Sugar cream is a holiday favourite. These soft and sweet bite-sized confections can now be adapted to a lactose-free diet.

 

Because the lactose-free sugar cream recipe only uses three simple ingredients—white sugar, brown sugar and cream—it can be made with Natrel Lactose Free 35% Whipping Cream. Get out your candy thermometers! We’ll explain how you can make the perfect sugar cream.

 

Enjoy it without the discomfort!

Serves
16 squares
Preparation
15 min
Cooking
10 min
Cooling
60 min

Ingredients

  • 375 ml (1 1/2 cups) brown sugar, packed
  • 250 ml (1 cup) sugar
  • 125 ml (1/2 cup) maple syrup
  • 250 ml (1 cup) Natrel Lactose Free 35% Whipping Cream

Preparation

  1. Line the bottom of a 20 cm (8 in) square pan with parchment paper, letting it hang over two sides.
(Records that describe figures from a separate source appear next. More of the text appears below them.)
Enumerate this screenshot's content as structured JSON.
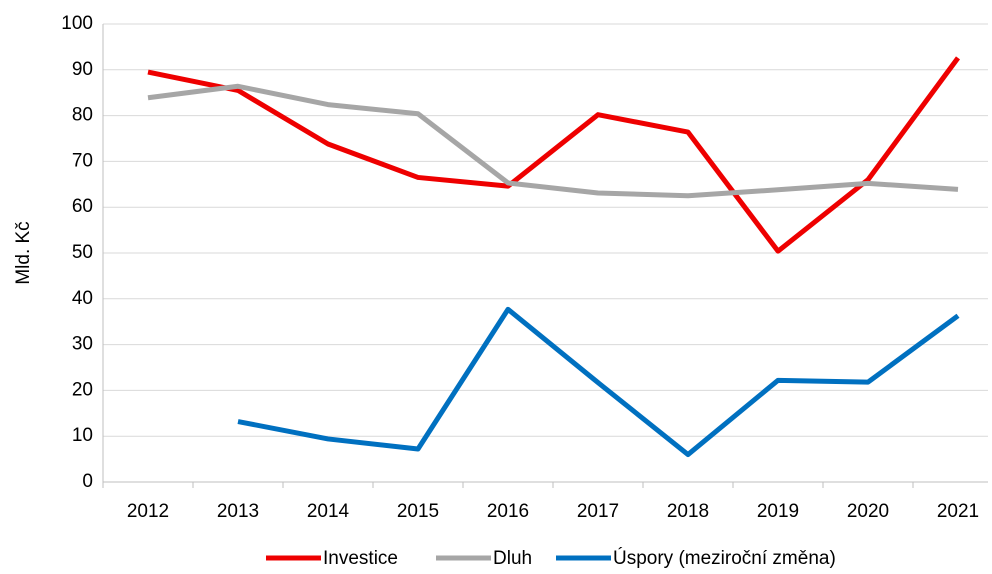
{
  "chart_data": {
    "type": "line",
    "ylabel": "Mld. Kč",
    "categories": [
      "2012",
      "2013",
      "2014",
      "2015",
      "2016",
      "2017",
      "2018",
      "2019",
      "2020",
      "2021"
    ],
    "series": [
      {
        "name": "Investice",
        "color": "#ee0000",
        "values": [
          89.5,
          85.5,
          73.8,
          66.5,
          64.6,
          80.2,
          76.4,
          50.4,
          66.0,
          92.6
        ]
      },
      {
        "name": "Dluh",
        "color": "#a6a6a6",
        "values": [
          83.9,
          86.4,
          82.4,
          80.4,
          65.3,
          63.1,
          62.5,
          63.8,
          65.2,
          63.9
        ]
      },
      {
        "name": "Úspory (meziroční změna)",
        "color": "#0070c0",
        "values": [
          null,
          13.2,
          9.4,
          7.2,
          37.7,
          21.7,
          6.0,
          22.2,
          21.8,
          36.3
        ]
      }
    ],
    "ylim": [
      0,
      100
    ],
    "yticks": [
      0,
      10,
      20,
      30,
      40,
      50,
      60,
      70,
      80,
      90,
      100
    ],
    "grid": true,
    "legend": "bottom"
  }
}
Butter the other two sides.
  2. In a pot, bring all ingredients to a boil, stirring to dissolve the sugar. Place a candy thermometer in the middle of the pot and let simmer without stirring until the thermometer reaches 115 °C (240 °F). Remove from heat.
  3. Place the pot in a cold (but not ice) water bath. Let cool without stirring until the thermometer reads 43 °C (110 °F). This should take about 20 to 30 minutes.
  4. Remove the pot from the water bath. Using an electric mixer, whip the mixture until it loses its gloss, about 2 to 3 minutes. The mixture must still be smooth.
  5. Pour immediately into the pan and spread with a spatula. Cover with plastic wrap and let cool for 1 hour at room temperature or 30 minutes in the refrigerator. Remove and cut into 2.5 cm (1 in.) squares.